Great Britain nationalized her coal and rail industries at a time when the distribution of wealth was more skewed, and class resentments ran very deep; (As Churchill once observed about Atlee; "There was a lot less to the man than met the eye.") While that rancor has intensified to some degree in America over the past couple of years, the view over the longer term remains more optimistic. Most of us who were on campus during the rebellious years 1964-1973 ended up with responsible jobs in private industry, and filled out our basic economic knowledge along the way.

So I have to believe that while like the electric utilities, the major railroads will be forced to conduct their business under public scrutiny, there should be plenty of opportunities for new forms of entrepreneurship to evolve; as with the internet and communications revolution, present stakeholders will hold an advantage, but can underplay this by developing publicly-held subsidiaries not as directly recognizable in the mindset of the street.

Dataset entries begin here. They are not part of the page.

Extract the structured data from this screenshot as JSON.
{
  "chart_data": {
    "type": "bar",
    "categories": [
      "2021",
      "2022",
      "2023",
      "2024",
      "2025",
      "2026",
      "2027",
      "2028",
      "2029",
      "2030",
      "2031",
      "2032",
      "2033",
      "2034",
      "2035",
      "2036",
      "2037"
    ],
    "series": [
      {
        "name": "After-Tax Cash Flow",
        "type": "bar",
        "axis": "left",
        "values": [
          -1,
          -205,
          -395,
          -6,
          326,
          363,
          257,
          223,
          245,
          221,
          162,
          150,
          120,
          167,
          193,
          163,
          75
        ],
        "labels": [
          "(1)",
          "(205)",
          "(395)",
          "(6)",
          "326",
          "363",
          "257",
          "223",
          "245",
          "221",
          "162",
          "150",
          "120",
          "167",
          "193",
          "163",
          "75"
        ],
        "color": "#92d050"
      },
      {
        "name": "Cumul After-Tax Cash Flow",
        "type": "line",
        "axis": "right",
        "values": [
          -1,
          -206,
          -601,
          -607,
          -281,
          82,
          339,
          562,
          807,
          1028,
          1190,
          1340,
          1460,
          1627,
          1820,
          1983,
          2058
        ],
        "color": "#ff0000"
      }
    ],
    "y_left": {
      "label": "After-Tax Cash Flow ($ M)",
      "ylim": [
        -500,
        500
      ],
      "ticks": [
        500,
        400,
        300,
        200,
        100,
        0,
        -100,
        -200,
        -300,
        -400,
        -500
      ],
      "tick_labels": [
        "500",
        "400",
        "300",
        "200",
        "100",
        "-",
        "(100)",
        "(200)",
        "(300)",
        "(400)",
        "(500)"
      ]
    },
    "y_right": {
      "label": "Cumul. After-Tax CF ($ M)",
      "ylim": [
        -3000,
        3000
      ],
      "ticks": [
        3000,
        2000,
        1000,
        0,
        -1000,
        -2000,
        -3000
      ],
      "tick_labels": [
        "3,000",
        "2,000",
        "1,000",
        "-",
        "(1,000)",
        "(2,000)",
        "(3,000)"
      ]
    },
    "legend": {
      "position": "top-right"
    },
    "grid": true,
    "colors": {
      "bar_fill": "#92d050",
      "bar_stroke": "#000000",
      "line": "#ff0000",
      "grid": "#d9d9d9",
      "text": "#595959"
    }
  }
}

That surely seems a better alternative than completely undoing one of the biggest success stories of the nation's "post-industrialization"
  by neroden
 
2nd trick op wrote:Great Britain nationalized her coal and rail industries at a time when the distribution of wealth was more skewed,
Look up the post-tax Gini coefficient of the US and compare with estimates of Britain just after WWII. I think you're objectively wrong about that. Of course there are plenty of ways to redress an extremely skewed distribution of wealth other than nationalization (estate tax is the oldest, while progressive income tax has a long and honorable record). (Edit:) And the railroads are *not* generally where the modern plutocrats are.
  by 2nd trick op
 
I'm not familiar enough with the statistics suggested in Mr. Neroden's post to comment, but I think it's worth noting that at the close of Wold War II, Great Britain was exhausted, broke, and most of the population was realistic enough it its thinking to recognize that the days of the British Empire were numbered. The Labour Party capitalized upon it at that time, but the pendulum began to swing back as the contradictions and failures of highly-centralized socialism became more apparent, particularly in the last years of Harold Wilson's tenure.

The reduction of the top income tax brackets and the privatization of state-run "enterprises' is a phenomenon which has emerged throughout the "First World", and if the public is skeptical toward the further concentration of both capital and power in a limited number of hands, be they public or private, then the further refinement of the art of entreprenurship would seem to be one answer.